“O taste and see…” – the Blessing and Enjoyment of God’s Gifts

Dear brothers and sisters,

Today, as we celebrated the after-feast of the Transfiguration (the Apple Saviour / Яблочный Спас), it was satisfying to pick apples only half an hour before today’s Liturgy, with the morning dew still glistening on the leaves and fruit on the trees in the chaplaincy garden.

As the Hours and Liturgy progressed baskets and bowls of fruit multiplied on the table placed behind the stand bearing the festal and Kazan icons.

At the end of every Liturgy, during the singing of Psalm 33, we hear the words “O taste and see, the Lord is good.” The folk names of these feasts of the All-Merciful Saviour and the Transfiguration bear witness to this as we bless the gifts of God’s creation and receive them as a blessing from Heaven.

On Medovy Spas (the Saviour of the Honey), the feast of the All-Merciful Saviour on 1/14 August, we blessed honey, and today – in lieu of the Transfiguration on 6/19 – we blessed grapes and orchard fruits.

As I commented at the end of Liturgy, this is not quaint folkloristic re-enactment, but a testimony to the consecration of time and space, the seasons, and the gifts of creation which are God’s gifts from these seasons.

Not only do we seek the spiritualisation of our lives as Christians, but we understand and fervently believe that the Grace of God sanctifies the work of His hands and sets it aside as His – even if that which is sanctified is taken back as a gift and blessing.

When we celebrated the All-Merciful Saviour, Father Deacon Mark reminded me of something I had forgotten.

Though we bless honey on 1/14 of August, during our sojourn at Nazareth House and the chaplaincy, we have also blessed the bee-hives around the feast of the Holy Great-Martyr Charalampos: 10/23 February.

Several winters ago, two of the colonies in the Nazareth House hives died during the cold weather, leaving few bees.
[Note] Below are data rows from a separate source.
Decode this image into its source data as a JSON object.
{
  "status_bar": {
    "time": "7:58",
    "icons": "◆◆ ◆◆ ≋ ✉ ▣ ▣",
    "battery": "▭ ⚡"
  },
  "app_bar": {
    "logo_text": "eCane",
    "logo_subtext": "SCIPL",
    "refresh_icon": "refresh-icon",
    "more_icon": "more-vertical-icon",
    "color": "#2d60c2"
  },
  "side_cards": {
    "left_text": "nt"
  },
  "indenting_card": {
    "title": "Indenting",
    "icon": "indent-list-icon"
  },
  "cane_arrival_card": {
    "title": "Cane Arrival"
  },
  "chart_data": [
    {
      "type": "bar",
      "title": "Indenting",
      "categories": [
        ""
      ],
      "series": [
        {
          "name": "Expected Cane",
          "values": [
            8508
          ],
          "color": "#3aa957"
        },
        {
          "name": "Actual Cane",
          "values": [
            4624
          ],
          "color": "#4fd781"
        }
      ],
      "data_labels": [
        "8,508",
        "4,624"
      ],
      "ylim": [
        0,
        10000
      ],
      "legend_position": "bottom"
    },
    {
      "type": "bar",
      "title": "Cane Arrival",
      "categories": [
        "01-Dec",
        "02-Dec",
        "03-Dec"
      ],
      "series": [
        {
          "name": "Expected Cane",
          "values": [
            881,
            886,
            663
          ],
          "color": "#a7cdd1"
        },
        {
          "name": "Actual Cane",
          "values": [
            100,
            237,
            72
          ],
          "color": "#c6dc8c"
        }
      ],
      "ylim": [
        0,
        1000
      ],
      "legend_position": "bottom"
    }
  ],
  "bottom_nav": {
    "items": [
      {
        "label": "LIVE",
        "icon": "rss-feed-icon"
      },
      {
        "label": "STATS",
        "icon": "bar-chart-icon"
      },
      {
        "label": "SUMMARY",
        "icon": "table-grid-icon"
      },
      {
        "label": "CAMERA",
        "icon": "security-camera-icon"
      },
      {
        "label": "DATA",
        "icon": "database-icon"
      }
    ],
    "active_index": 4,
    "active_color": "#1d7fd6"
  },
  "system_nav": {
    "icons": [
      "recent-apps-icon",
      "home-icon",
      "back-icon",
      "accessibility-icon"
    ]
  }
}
After this tragedy (and ecologically the death of every bee colony is a tragedy), the blessing of the hives took on an extra poignancy. So, even the empty hives were blessed. What happened later surprised our Catholic friends. Two swarms of bees landed in the garden and colonised the empty hives.

Should we be surprised?

No! Blessings are real, with real effects. They are not quaint rituals which make our services and festivals more colourful. They change things, renewing them in a spiritual way.

The Turkish women of the region of Farasa, would take the emptied ash from the censer used by St Arsenios the Cappadocian, and were healed of illnesses when they mixed it with water and swallowed it. How and why should such a strange practice have any effect?

Watch the priest at Liturgy! How many times is the censer and its contents blessed? Again and again, and whenever we ‘bless’ something, it is the Lord who gives the Grace of blessing. This strange episode from the life of St Arsenios is testimony to the fact that, when blessed, the things of the material world are indelibly changed, and receive spiritual power and holiness.

And this goes for our apples and honey, for the ‘palms’ blessed at the Entrance of the Lord to Jerusalem, the sweet herbs and flowers blessed at the Dormition, the wheat, wine and oil blessed at every evening litia, and the eggs blessed at Pascha.

Please… take blessings seriously.

When you receive a blessing from a bishop or priest, receive it not from his hands, but from the hands of the Saviour.

When you take your honey, grapes or apples home, in August, equally treat them as something that you have received from Him.

When your house or your car is blessed, do not simply see this in protective terms or as ‘spiritual insurance’, but recognise that by this blessing they are dedicated to God, who gives them a new spiritual dimension and significance, setting them apart.

The heretical gnostics, and some heathen religions, see the material creation as an illusory prison, from which the spirit must be freed.

We, conversely, see the world and all that is in it as the created work of God, which He saw ‘and it was good’, At the Incarnation, God was clothed in humanity’s created flesh. At the Saviour’s baptism, creation was sanctified as the waters of Jordan received the God-Man. When the lance pierced the Saviour’s side during the crucifixion, the blood and water that flowed from Him sanctified the earth that received it.

The creation is a sign of God’s creative, expansive and limitless love, as is every season and the fruit that the harvest brings.

When we ask the Lord to bless anything, we are witnessing to the return of creation to God, the source of every blessing and of life itself, knowing that through the blessing of His gifts we are touched by His Grace, and thse gifts are tranfigured by His Grace.

Treat these blessings during the feasts of August seriously, as the Lord gives you His sanctified gifts to enjoy as a token of His bounty, mercy and love, so that you personally can truly and sincerely say, “O taste and see, the Lord is good.”

Wishing you a happy feast, and a blessed remainder of the Dormition Fast.